The decision to smoke, or to avoid "second-hand" smoke, is a question to be answered by each individual based on his own values and his own assessment of the risks. This is the same kind of decision free people make regarding every aspect of their lives: how much to spend or invest, whom to befriend or sleep with, whether to go to college or get a job, whether to get married or divorced, and so on.
All of these decisions involve risks; some have demonstrably harmful consequences; most are controversial and invite disapproval from the neighbors. But the individual must be free to make these decisions. He must be free, because his life belongs to him, not to his neighbors, and only his own judgment can guide him through it.
Yet when it comes to smoking, this freedom is under attack. Cigarette smokers are a numerical minority, practicing a habit considered annoying and unpleasant to the majority. So the majority has simply commandeered the power of government and used it to dictate their behavior.
That is why these bans are far more threatening than the prospect of inhaling a few stray whiffs of tobacco while waiting for a table at your favorite restaurant. The anti-tobacco crusaders point in exaggerated alarm at those wisps of smoke while they unleash the systematic and unlimited intrusion of government into our lives.
The tobacco bans are just part of one prong of this assault. Traditionally, the political Right has attempted to override the individual's judgment on spiritual matters: outlawing certain sexual practices, trying to ban sex and violence in entertainment, discouraging divorce.
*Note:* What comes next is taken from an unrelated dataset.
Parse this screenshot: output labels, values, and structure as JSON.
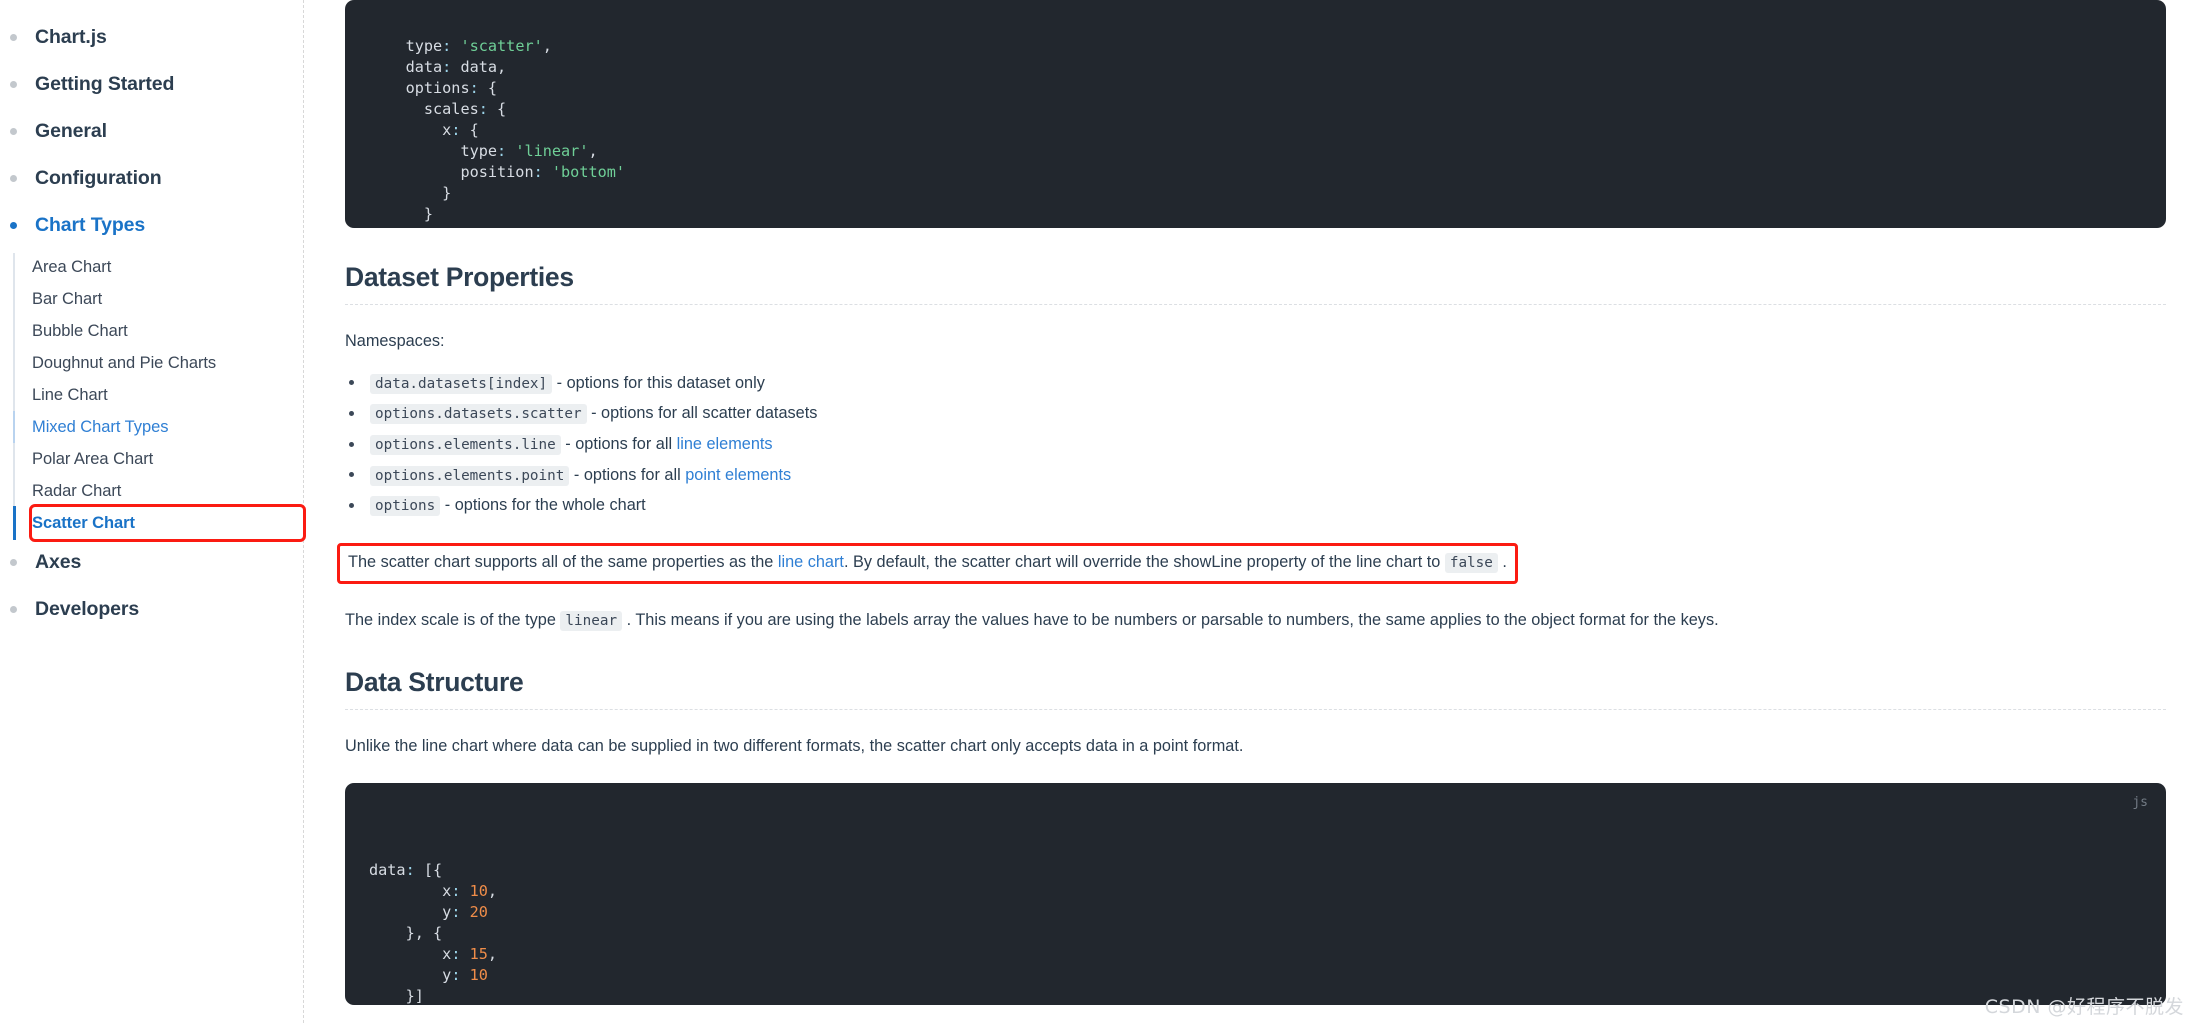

While the political Left is nominally opposed to this trend - denouncing attempts to "legislate morality" and crusading for the toleration of "alternative lifestyles," - they seek to override the individual's judgment on material matters: imposing controls on business and profit-making, regulating advertising and campaign finance, and now legislating healthy behavior.
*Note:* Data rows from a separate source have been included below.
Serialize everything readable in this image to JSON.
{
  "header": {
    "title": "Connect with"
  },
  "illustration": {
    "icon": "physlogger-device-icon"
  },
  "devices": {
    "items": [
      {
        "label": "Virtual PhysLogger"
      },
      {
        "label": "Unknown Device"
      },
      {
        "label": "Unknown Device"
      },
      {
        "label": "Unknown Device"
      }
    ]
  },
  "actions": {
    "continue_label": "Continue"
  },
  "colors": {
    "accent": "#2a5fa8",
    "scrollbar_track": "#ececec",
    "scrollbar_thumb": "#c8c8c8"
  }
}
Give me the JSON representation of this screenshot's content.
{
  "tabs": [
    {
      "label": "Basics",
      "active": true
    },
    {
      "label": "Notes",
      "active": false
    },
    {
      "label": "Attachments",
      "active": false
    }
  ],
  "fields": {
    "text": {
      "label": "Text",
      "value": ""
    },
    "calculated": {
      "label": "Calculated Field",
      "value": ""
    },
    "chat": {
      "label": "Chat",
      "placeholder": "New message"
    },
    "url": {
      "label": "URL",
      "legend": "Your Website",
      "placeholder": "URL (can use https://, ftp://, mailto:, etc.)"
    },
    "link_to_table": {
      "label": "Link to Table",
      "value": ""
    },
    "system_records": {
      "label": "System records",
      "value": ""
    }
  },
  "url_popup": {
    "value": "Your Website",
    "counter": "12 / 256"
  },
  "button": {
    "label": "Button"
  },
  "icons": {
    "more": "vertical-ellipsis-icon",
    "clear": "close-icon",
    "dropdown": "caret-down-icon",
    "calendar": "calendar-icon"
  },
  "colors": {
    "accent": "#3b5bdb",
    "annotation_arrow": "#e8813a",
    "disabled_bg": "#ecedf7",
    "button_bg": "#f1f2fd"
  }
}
But the difference is only one of emphasis; the underlying premise is still anti-freedom and anti-individual-judgment. The tobacco bans bulldoze all the barriers to intrusive regulation, establishing the precedent that the rights of the individual can be violated whenever the local city council decides that the "public good" demands it.
Ayn Rand described the effect of this two-pronged assault on liberty: "The conservatives see man as a body freely roaming the earth, building sand piles or factories--with an electronic computer inside his skull, controlled from Washington.
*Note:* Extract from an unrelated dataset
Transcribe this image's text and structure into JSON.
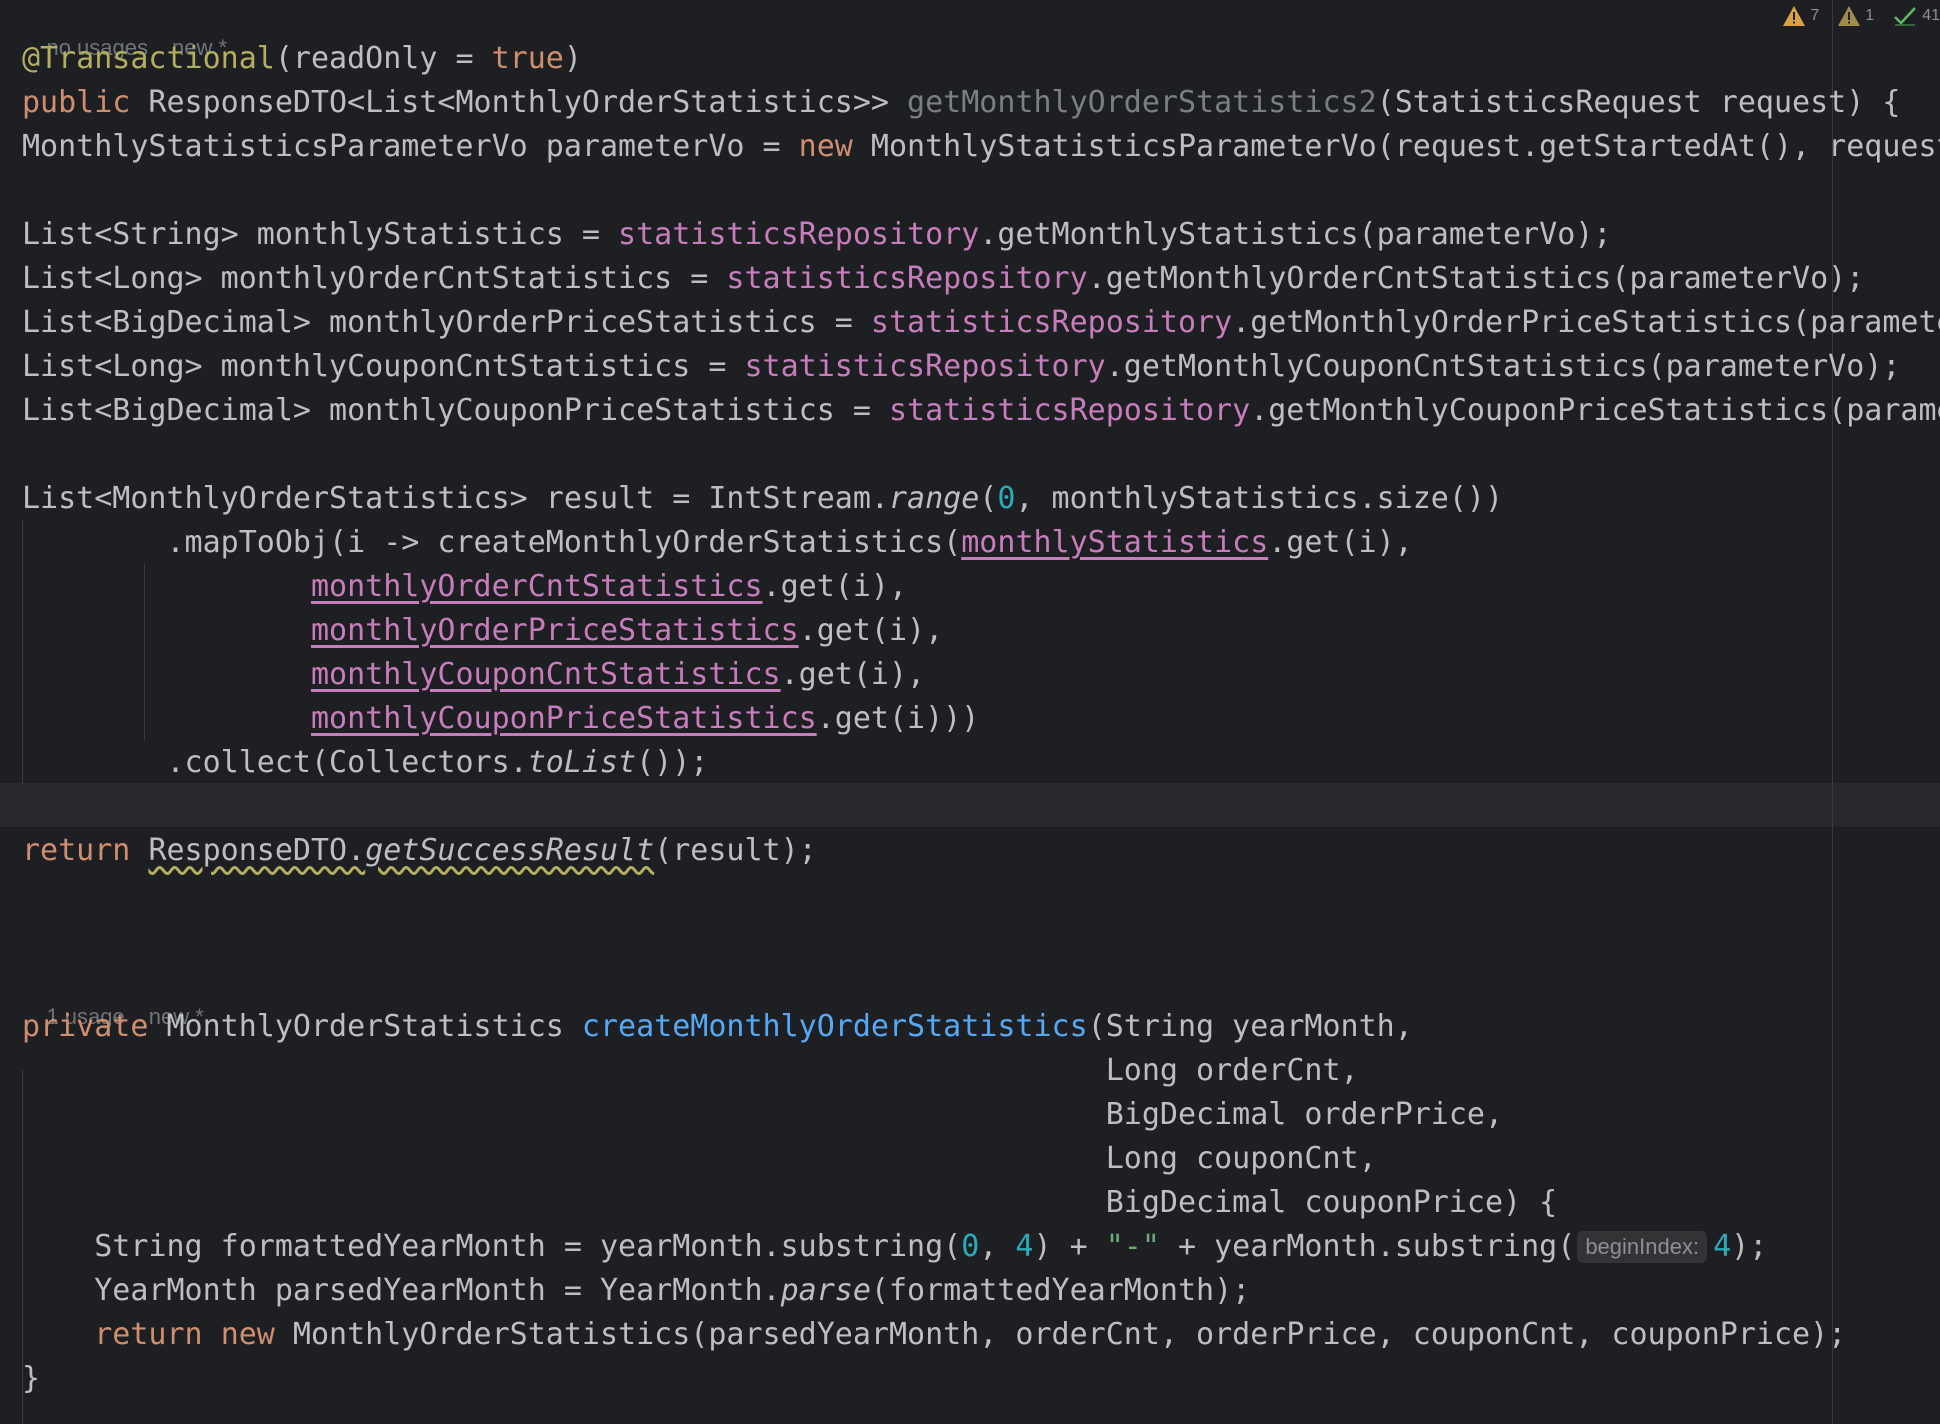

The liberals see man as a soul free-wheeling to the farthest reaches of the universe but wearing chains from nose to toes when he crosses the street to buy a loaf of bread," or, today, when he crosses the street to buy a cigarette.
It doesn't take a new statistical study to show that such an attack on freedom is inimical to human life. No crusade to purge our air of any whiff of tobacco smoke can take precedence over a much more important human requirement: the need for the unbreached protection of individual rights.
I almost agree with you on this statement. The only caveat I would give is indoor public places. In almost every case of outdoor public spaces the problem isn't a problem.
That said, I believe that the owner of the property, in these type of cases I believe the government entity in question would be the owner, should set the smoking policy.
I wonder if the majority of smokers are that fair?
Fair enough?
According to you it isn't a problem. Would you be agreeable to a taxpayer referendum on the matter of outdoor public places regardless of the outcome?
No, that's not what I'm saying. I argue using these assumptions:
1. Individuals have rights. Inherent in the concept of a right is a corresponding power to defend that right. That is, if someone acts to deny you a right, you are authorized to exercise power against them to stop that denial.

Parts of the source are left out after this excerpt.